Third Anniversary for "Operation Tattoo Zap"
Washington, D.C. – Saturday, November 17, 2001, marks the third anniversary of “Operation Tattoo Zap,” the highly successful program Congressman Pete Visclosky initiated in 1998 to remove gang tattoos of former members.
The program gives former gang bangers the chance to have free laser tattoo removal surgery. This service helps ex-gangsters go straight by opening the door to job and educational opportunities they might not have had with their tattoos. That means more chances for legitimate employment, and fewer former gangsters returning to crime.
“Everyone deserves a second chance to correct their mistakes,” Visclosky said. “This program helps former gang members break their ties with the past and get on with their lives. ‘Operation Tattoo Zap’ gives these individuals real opportunities for legitimate work, and that means less crime in our neighborhoods.”

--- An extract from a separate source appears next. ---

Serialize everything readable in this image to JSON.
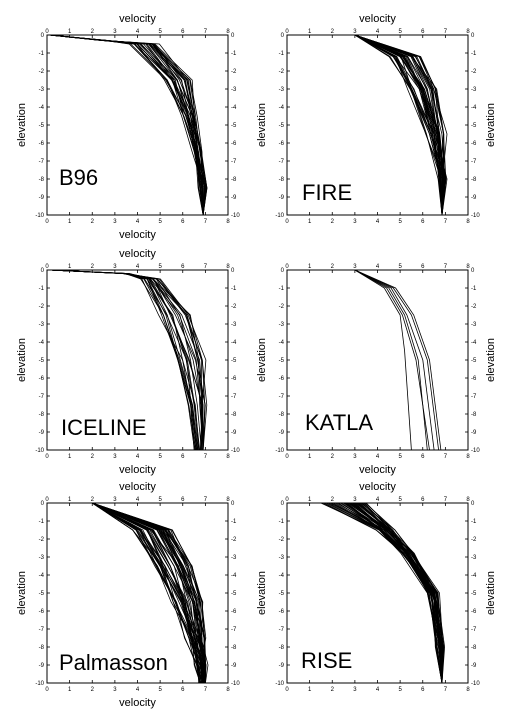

This privately funded program combines the efforts of plastic surgeon Dr. Mike Malczewski, the Lake County Medical Society, the Lake County High-Intensity Drug Trafficking Area (HIDTA), the Indiana National Guard and the Lake County Sheriff’s Office. Since its inception, “Operation Tattoo Zap” has treated 201 applicants at least once and removed 842 tattoos. There have been 311 total applicants, with 283 cleared for treatment.
“This program shows that the public and private sectors can work together to accomplish something good for our community,” Visclosky said. “I will continue to support this worthwhile program that has improved the quality of life for so many Northwest Indiana residents.”
Visclosky has a strong crimefighting record in Congress. In addition to “Operation Tattoo Zap,” he has brought other public safety programs to Northwest Indiana. Since 1997, he has secured $18 million in federal funding for Northwest Indiana’s HIDTA. This funding has resulted in the seizure of more than 10,885 kilograms of marijuana; 761 kilograms of cocaine; 1.82 kilograms of heroin; and 6.64 kilograms of methamphetamine. In addition, HIDTA personnel have arrested 1,082 suspects, while seizing more than 529 weapons and $3.7 million in cash and property during that time. Visclosky also has secured more than $14 million since 1994 to put 227 new police officers on the street in Northwest Indiana.
Just this week, Visclosky secured an Automated Fingerprint Identification System, to be shared by several Northwest Indiana police departments. This technology immediately uploads fingerprints so several Northwest Indiana law-enforcement officers can discover a criminal’s entire list of aliases and all records under those names. Also this week, Visclosky secured in-car video cameras for the Griffith Police Department, to give officers a chance to spend less time in lengthy court hearings and more time protecting lives and property.
“Keeping our communities safe is one of my top priorities in Congress,” Visclosky said. “I will continue to work hard to bring the best crimefighting tools to Northwest Indiana.”